- The Digital Chamber filed a second amicus brief in New York Supreme Court opposing a lawsuit claiming ownership of Satoshi Nakamoto’s dormant Bitcoin holdings.
- The lawsuit targets 39,069 Bitcoin addresses holding approximately 3.8 million BTC, worth over $240 billion at current prices.
- A real defendant, “John Doe 33,” has stepped forward claiming ownership of one of the addresses and seeking dismissal of the entire case.
- A New York Supreme Court judge has stayed proceedings pending a July 14 hearing.
A second amicus brief has been filed in New York Supreme Court opposing “Noah Doe’s” bid to claim ownership over Satoshi Nakamoto’s 3.8 million dormant Bitcoin holdings as “abandoned property.” The blockchain trade association Digital Chamber filed the brief with support from consulting firm CahillNXT and Brown Rudnick attorney Stephen Palley, according to a court filing.
The lawsuit, originally filed in March 2026 and expanded in May, covers 39,069 Bitcoin addresses holding roughly 3.8 million BTC. The list includes addresses tied to Satoshi Nakamoto’s early mining activity, identified through the Patoshi nonce pattern, along with an address linked to the 2011 Mt.
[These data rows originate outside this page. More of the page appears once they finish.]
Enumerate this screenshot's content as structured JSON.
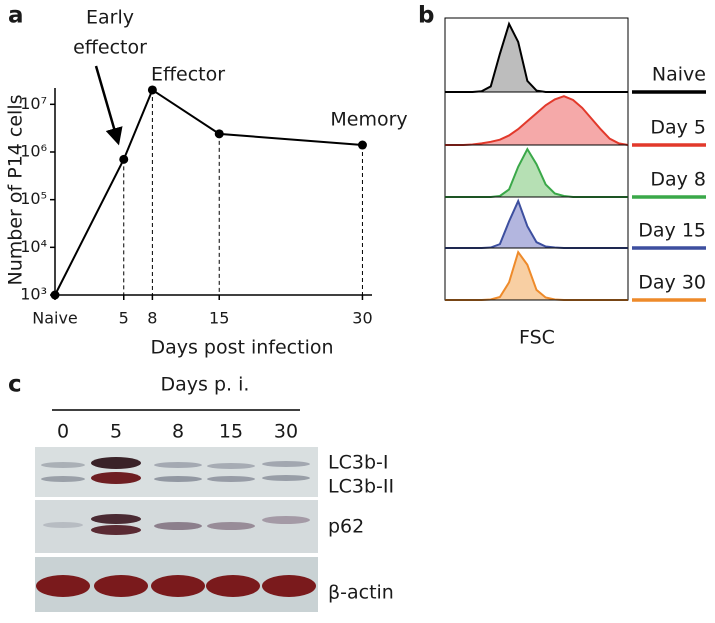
{
  "chart_data": [
    {
      "type": "line",
      "panel": "a",
      "x": [
        -2.2,
        5,
        8,
        15,
        30
      ],
      "values": [
        1000,
        700000,
        20000000,
        2400000,
        1400000
      ],
      "xlim": [
        -2.2,
        31
      ],
      "xticks": [
        {
          "value": -2.2,
          "label": "Naive"
        },
        5,
        8,
        15,
        30
      ],
      "ylim": [
        1000,
        22000000
      ],
      "yticks": [
        {
          "value": 1000,
          "label": "10³"
        },
        {
          "value": 10000,
          "label": "10⁴"
        },
        {
          "value": 100000,
          "label": "10⁵"
        },
        {
          "value": 1000000,
          "label": "10⁶"
        },
        {
          "value": 10000000,
          "label": "10⁷"
        }
      ],
      "log_y": true,
      "color": "#000000",
      "x_label": "Days post infection",
      "y_label": "Number of P14 cells",
      "annotations": [
        "Early",
        "effector",
        "Effector",
        "Memory"
      ]
    },
    {
      "type": "area",
      "panel": "b",
      "x": [
        0,
        1,
        2,
        3,
        4,
        5,
        6,
        7,
        8,
        9,
        10,
        11,
        12,
        13,
        14,
        15,
        16,
        17,
        18,
        19,
        20
      ],
      "xlim": [
        0,
        20
      ],
      "x_label": "FSC",
      "series": [
        {
          "name": "Naive",
          "color": "#000000",
          "fill": "#bdbdbd",
          "values": [
            0,
            0,
            0,
            0,
            1,
            8,
            55,
            98,
            72,
            16,
            2,
            0,
            0,
            0,
            0,
            0,
            0,
            0,
            0,
            0,
            0
          ]
        },
        {
          "name": "Day 5",
          "color": "#e2392b",
          "fill": "#f5a9a9",
          "values": [
            0,
            0,
            0,
            1,
            3,
            6,
            10,
            18,
            30,
            45,
            60,
            75,
            86,
            92,
            85,
            70,
            50,
            30,
            12,
            3,
            0
          ]
        },
        {
          "name": "Day 8",
          "color": "#3aa849",
          "fill": "#b6e0b4",
          "values": [
            0,
            0,
            0,
            0,
            0,
            0,
            2,
            15,
            60,
            95,
            65,
            25,
            7,
            2,
            0,
            0,
            0,
            0,
            0,
            0,
            0
          ]
        },
        {
          "name": "Day 15",
          "color": "#3d4f9f",
          "fill": "#b3b6df",
          "values": [
            0,
            0,
            0,
            0,
            0,
            1,
            8,
            55,
            97,
            45,
            12,
            3,
            1,
            0,
            0,
            0,
            0,
            0,
            0,
            0,
            0
          ]
        },
        {
          "name": "Day 30",
          "color": "#ee8a2a",
          "fill": "#f8cfa3",
          "values": [
            0,
            0,
            0,
            0,
            0,
            1,
            6,
            35,
            95,
            70,
            20,
            5,
            1,
            0,
            0,
            0,
            0,
            0,
            0,
            0,
            0
          ]
        }
      ]
    }
  ],
  "blot": {
    "panel": "c",
    "title": "Days p. i.",
    "lanes": [
      "0",
      "5",
      "8",
      "15",
      "30"
    ],
    "rows": [
      "LC3b-I",
      "LC3b-II",
      "p62",
      "β-actin"
    ]
  }
}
Gox hack.
The plaintiffs structured the claim to fit within New York’s lost-property statute threshold by valuing each wallet at under $10. At Bitcoin’s current price of around $63,200, the total stash is worth over $240 billion.
A first amicus brief was filed on May 29 by attorney Ian Cohen, seeking to “educate” the court on the “inadequacies” of the plaintiffs’ arguments. That filing pushed back on the claim that long-dormant Bitcoin addresses can be treated as lost or abandoned property under New York law.
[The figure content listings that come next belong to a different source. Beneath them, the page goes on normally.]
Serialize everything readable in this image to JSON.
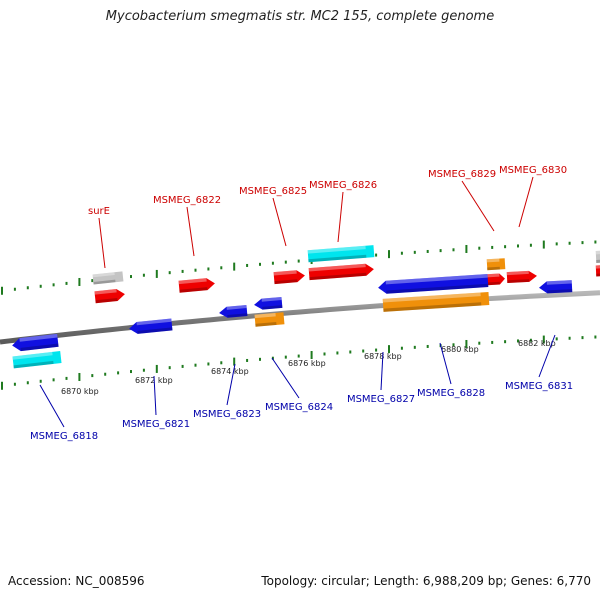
{
  "title": "Mycobacterium smegmatis str. MC2 155, complete genome",
  "footer": {
    "accession_label": "Accession:",
    "accession": "NC_008596",
    "topology_label": "Topology:",
    "topology": "circular",
    "length_label": "Length:",
    "length": "6,988,209 bp",
    "genes_label": "Genes:",
    "genes": "6,770"
  },
  "colors": {
    "forward_label": "#cc0000",
    "reverse_label": "#0000aa",
    "backbone": "#8a8a8a",
    "tick": "#1f7a1f",
    "red": "#ee0000",
    "blue": "#1010e0",
    "cyan": "#00e5ee",
    "orange": "#f0900a",
    "gray": "#c4c4c4"
  },
  "ruler_labels": [
    "6870 kbp",
    "6872 kbp",
    "6874 kbp",
    "6876 kbp",
    "6878 kbp",
    "6880 kbp",
    "6882 kbp"
  ],
  "forward_gene_labels": [
    "surE",
    "MSMEG_6822",
    "MSMEG_6825",
    "MSMEG_6826",
    "MSMEG_6829",
    "MSMEG_6830"
  ],
  "reverse_gene_labels": [
    "MSMEG_6818",
    "MSMEG_6821",
    "MSMEG_6823",
    "MSMEG_6824",
    "MSMEG_6827",
    "MSMEG_6828",
    "MSMEG_6831"
  ],
  "features": [
    {
      "strand": "+",
      "color": "gray"
    },
    {
      "strand": "+",
      "color": "red",
      "gene": "surE"
    },
    {
      "strand": "+",
      "color": "red",
      "gene": "MSMEG_6822"
    },
    {
      "strand": "+",
      "color": "red",
      "gene": "MSMEG_6825"
    },
    {
      "strand": "+",
      "color": "cyan"
    },
    {
      "strand": "+",
      "color": "red",
      "gene": "MSMEG_6826"
    },
    {
      "strand": "+",
      "color": "orange"
    },
    {
      "strand": "+",
      "color": "red",
      "gene": "MSMEG_6829"
    },
    {
      "strand": "+",
      "color": "red",
      "gene": "MSMEG_6830"
    },
    {
      "strand": "+",
      "color": "gray"
    },
    {
      "strand": "+",
      "color": "red"
    },
    {
      "strand": "-",
      "color": "blue",
      "gene": "MSMEG_6818"
    },
    {
      "strand": "-",
      "color": "cyan"
    },
    {
      "strand": "-",
      "color": "blue",
      "gene": "MSMEG_6821"
    },
    {
      "strand": "-",
      "color": "blue",
      "gene": "MSMEG_6823"
    },
    {
      "strand": "-",
      "color": "blue",
      "gene": "MSMEG_6824"
    },
    {
      "strand": "-",
      "color": "orange"
    },
    {
      "strand": "-",
      "color": "blue",
      "gene": "MSMEG_6827"
    },
    {
      "strand": "-",
      "color": "orange"
    },
    {
      "strand": "-",
      "color": "blue",
      "gene": "MSMEG_6831"
    }
  ]
}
Last week, a person claiming to actually own coins named in the suit filed to enter as a genuine defendant. The filer, going by “John Doe 33,” submitted the case’s first motion to dismiss pro se, arguing the entire case should be voided outright.
The filing described the respondent as “a real human being,” not “any form of inanimate data,” a direct rebuttal to the idea that a blockchain address alone can be treated as a party to litigation. In June, a New York Supreme Court judge stayed all proceedings ahead of a July 14 hearing, which is now less than a week away.